Cromer’s duplicitous move to cast himself as the voice for “voiceless” women is a dynamic that endures today and one that many of us know too well. Portraying women in Iran and around the world as “powerless” and in need of “saving” allows for an insidious “us” and “them-ing”: the “us” being those civilized in the west and the “them” being the savage brown men cast as animals and brown women who can either do nothing or know no better.

Their chants have also made it clear that their demands go beyond the injustice of compulsory hijab to a deeper rage at the oppression they face daily at the hands of the Iranian government.

It’s a narrative that hurts everyone. And racism only adds to the burden for feminists in countries subject to colonial attitudes and violent toxic masculinity. It gaslights women into thinking that the violence they experience on a day-to-day basis is somehow utterly different. In reality, patriarchal violence is always about control, the world over.

When we look at the photos and videos of Iran, with women standing on top of cars, burning hijabs, and staring down armed police, one thing is clear: They aren’t damsels that need saving. Instead, they’re heroes who need solidarity. They need us to listen instead of talk over them. Their chants have made it clear that their demands go beyond the injustice of compulsory hijab to a deeper rage at the oppression they face daily at the hands of the Iranian government.

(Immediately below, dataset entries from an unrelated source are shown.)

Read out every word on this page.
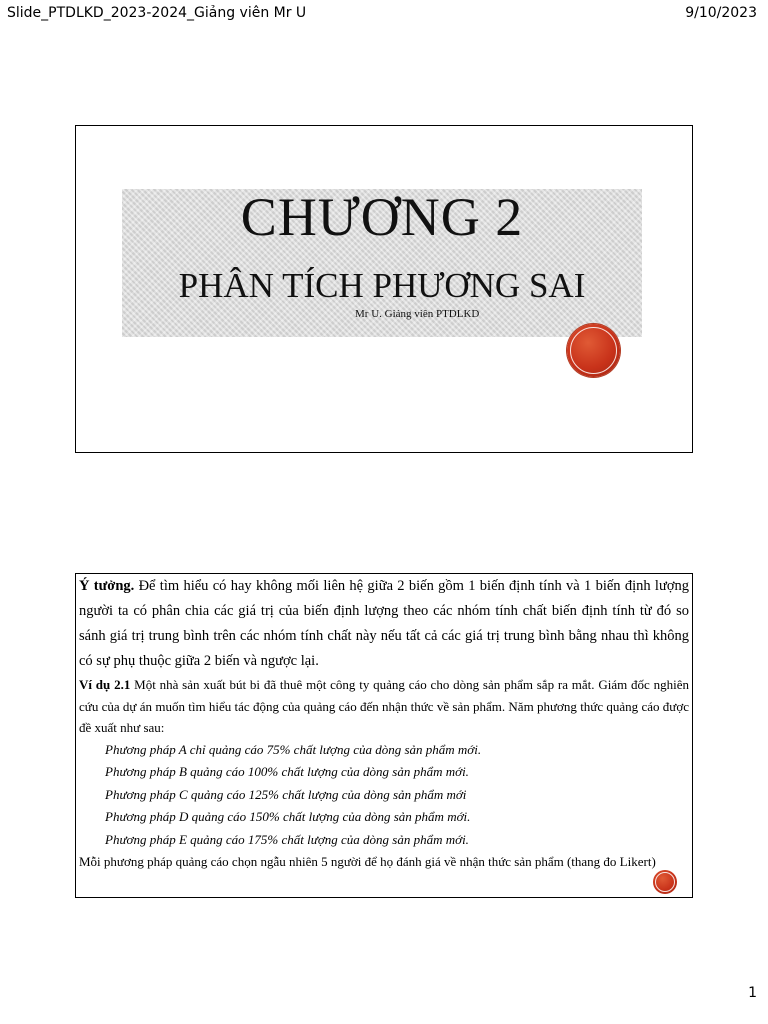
Slide_PTDLKD_2023-2024_Giảng viên Mr U	9/10/2023
CHƯƠNG 2
PHÂN TÍCH PHƯƠNG SAI
Mr U. Giảng viên PTDLKD

Ý tưởng. Để tìm hiểu có hay không mối liên hệ giữa 2 biến gồm 1 biến định tính và 1 biến định lượng người ta có phân chia các giá trị của biến định lượng theo các nhóm tính chất biến định tính từ đó so sánh giá trị trung bình trên các nhóm tính chất này nếu tất cả các giá trị trung bình bằng nhau thì không có sự phụ thuộc giữa 2 biến và ngược lại.

Ví dụ 2.1 Một nhà sản xuất bút bi đã thuê một công ty quảng cáo cho dòng sản phẩm sắp ra mắt. Giám đốc nghiên cứu của dự án muốn tìm hiểu tác động của quảng cáo đến nhận thức về sản phẩm. Năm phương thức quảng cáo được đề xuất như sau:

Phương pháp A chỉ quảng cáo 75% chất lượng của dòng sản phẩm mới.
Phương pháp B quảng cáo 100% chất lượng của dòng sản phẩm mới.
Phương pháp C quảng cáo 125% chất lượng của dòng sản phẩm mới
Phương pháp D quảng cáo 150% chất lượng của dòng sản phẩm mới.
Phương pháp E quảng cáo 175% chất lượng của dòng sản phẩm mới.

Mỗi phương pháp quảng cáo chọn ngẫu nhiên 5 người để họ đánh giá về nhận thức sản phẩm (thang đo Likert)

1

Thanks to the legacy of feminist thinkers like Audre Lorde and modern writers like Rafia Zakaria, we’ve seen a shift in what solidary with women around the world pushing for their rights looks like. We see a move away from solidarity as another form of control and violence to one that is rooted in the recognition that our freedoms are wrapped up in each other.

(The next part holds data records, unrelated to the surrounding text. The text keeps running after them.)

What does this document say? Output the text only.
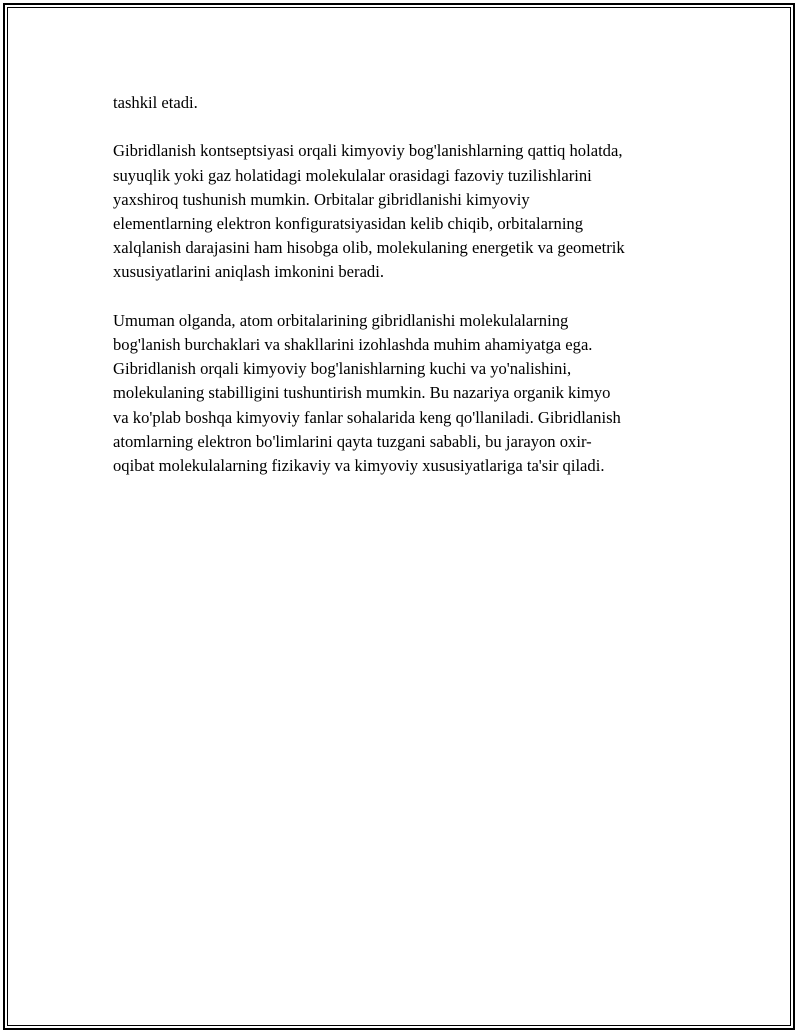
tashkil etadi.

Gibridlanish kontseptsiyasi orqali kimyoviy bog'lanishlarning qattiq holatda,
suyuqlik yoki gaz holatidagi molekulalar orasidagi fazoviy tuzilishlarini
yaxshiroq tushunish mumkin. Orbitalar gibridlanishi kimyoviy
elementlarning elektron konfiguratsiyasidan kelib chiqib, orbitalarning
xalqlanish darajasini ham hisobga olib, molekulaning energetik va geometrik
xususiyatlarini aniqlash imkonini beradi.

Umuman olganda, atom orbitalarining gibridlanishi molekulalarning
bog'lanish burchaklari va shakllarini izohlashda muhim ahamiyatga ega.
Gibridlanish orqali kimyoviy bog'lanishlarning kuchi va yo'nalishini,
molekulaning stabilligini tushuntirish mumkin. Bu nazariya organik kimyo
va ko'plab boshqa kimyoviy fanlar sohalarida keng qo'llaniladi. Gibridlanish
atomlarning elektron bo'limlarini qayta tuzgani sababli, bu jarayon oxir-
oqibat molekulalarning fizikaviy va kimyoviy xususiyatlariga ta'sir qiladi.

The toxic masculinity that underpins the Iranian government is so fragile that despite all their weapons and willingness to murder people on the streets, it cannot even stand a few strands of hair. This critique is far more effective because it guards against the vicious lie that feminism is an export of the west as opposed to something that has always been a part of the culture in Iran — and worldwide.

BATTLING TOXIC MASCULINITY 

Here’s the thing: Racist rhetoric plays into the Islamic Republic’s hands — it’s a song they play to devastating effect, particularly in those countries impacted by colonialism. We heard it during President Ebrahim Raisi’s UN speech last month when he pointed at US racism while women were being beaten in Iran. This is why it is critical that we not cast this moment as a reflection of Islam or as a moment of western supremacy but rather as a challenge to the toxic masculinity that is a scourge around the world and brings violence with it wherever it goes. This framing will serve to build much stronger international coalitions to challenge the human rights abuses of Iran’s government.

More importantly, though, by doing so we are keeping the focus on where it ought to be: on the women in Iran protesting a brutal dictatorship with a level of courage and effectiveness that most of us can only ever aspire to.

Sara Haghdoosti is the Executive Director at Win Without War.